Sven Väth splits In the Mix: The Sound Of The Ninth Season into “Disco” and “Invaders” discs but the release might be more accurately represented by “Tribal” and “Trance” titles. Mathew Jonson's monumental “Symphony For The Apocalypse” certainly starts the collection at a peak level. Over a ten-minute span, a seductive snake-charmer synth melody works its magic over a progressively escalating pulse until halfway through Jonson tears the roof off, clearing the way for the tune to become a squealing colossus. Following Styro 2000's clubby raver “Liver Donor” and Sasha's slinky “The Mongoose,” Ahmet Sisman's tribal-techno cut “Buiya” and Timo Maas's “Subtellite” plunge disc one into a rave-like pit where one could easily picture hordes of barely-clothed bodies writhing in ecstasy on a crowded dance floor, the air rife with sweat and sex. Though the wall-of-sound is something to behold, this part of the set goes on for a too-long twenty minutes before the brain-addling throb of Dubfire's fearsome “Terror Planet” remix of Radio Slave's “Grindhouse” takes over. With the focus more on rabid pulsation than melody, disc one stokes a pummeling, Dionysian vibe that lasts nearly eighty minutes (hear how mercilessly, for example, Cirez D's remix of Smith & Selway's “Total Departure” winds up before ceding the stage to “Trashbindance,” Väth vs Flügel's squirrelly closer).

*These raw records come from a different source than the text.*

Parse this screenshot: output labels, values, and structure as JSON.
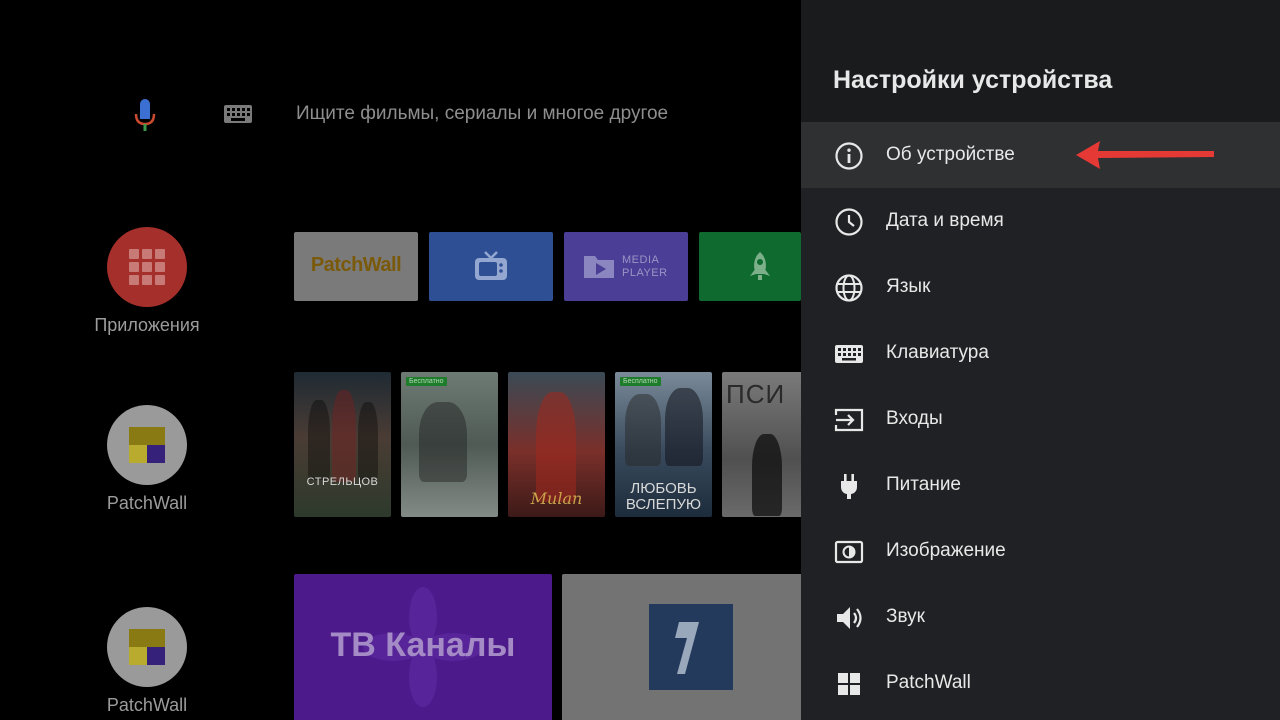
{
  "search": {
    "placeholder": "Ищите фильмы, сериалы и многое другое"
  },
  "sidebar": {
    "items": [
      {
        "label": "Приложения",
        "icon": "apps-grid-icon"
      },
      {
        "label": "PatchWall",
        "icon": "patchwall-icon"
      },
      {
        "label": "PatchWall",
        "icon": "patchwall-icon"
      }
    ]
  },
  "apps_row": {
    "tiles": [
      {
        "label": "PatchWall"
      },
      {
        "icon": "tv-icon"
      },
      {
        "label_line1": "MEDIA",
        "label_line2": "PLAYER"
      },
      {
        "icon": "rocket-icon"
      }
    ]
  },
  "content_row": {
    "posters": [
      {
        "title": "СТРЕЛЬЦОВ",
        "badge": ""
      },
      {
        "title": "",
        "badge": "Бесплатно"
      },
      {
        "title": "Mulan",
        "badge": ""
      },
      {
        "title_line1": "ЛЮБОВЬ",
        "title_line2": "ВСЛЕПУЮ",
        "badge": "Бесплатно"
      },
      {
        "title": "ПСИ",
        "badge": ""
      }
    ]
  },
  "channels_row": {
    "tiles": [
      {
        "label": "ТВ Каналы"
      },
      {
        "icon": "channel-one-logo"
      }
    ]
  },
  "settings": {
    "title": "Настройки устройства",
    "items": [
      {
        "label": "Об устройстве",
        "icon": "info-icon",
        "selected": true
      },
      {
        "label": "Дата и время",
        "icon": "clock-icon"
      },
      {
        "label": "Язык",
        "icon": "globe-icon"
      },
      {
        "label": "Клавиатура",
        "icon": "keyboard-icon"
      },
      {
        "label": "Входы",
        "icon": "input-icon"
      },
      {
        "label": "Питание",
        "icon": "power-plug-icon"
      },
      {
        "label": "Изображение",
        "icon": "picture-icon"
      },
      {
        "label": "Звук",
        "icon": "speaker-icon"
      },
      {
        "label": "PatchWall",
        "icon": "patchwall-icon"
      }
    ]
  },
  "colors": {
    "panel_bg": "#202124",
    "selected_bg": "#2e3032",
    "annotation_arrow": "#e53935"
  }
}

Disc two opts for deep, even-keeled vistas of controlled grooves and electronic colourations that are obviously easier on the ears than those occupying the opening half: Anthony Collins's exhumes Laurie Anderson's “aahs” from O Superman for the propulsive flow of “Reeves”; Kollektiv Turmstrasse drapes a dark, Kraftwerkian synth theme over heaving strings and schaffel swing in “Herz Aus Holz Mix”; SIS scatters shredded voice edits across slippery minimal pulses in “Orgsa”; and Quenum and Reboot re-awaken the first half's tech-house drive in “Vault Element” and “Vandong.” “Invaders” comfortably cruises through cuts by Johnny D (“Orbitalife”), Microworld (“This Is My Friend”), and Robert Babicz (a Joris Voorn Magnolia mix of “Dark Flower”) before cresting with a galloping, flute-and-percussion-heavy makeover of Luke Solomon's “Spirits” by Prins Thomas that resurrects disc one's delirious vibe. Overall, Väth's collection is a little lean with respect to individual standouts (Mathew Jonson's opener the exception) and thus leaves more of a cumulative impression. Nevertheless, it provides a reasonably decent overview of underground electronic dance music circa 2008.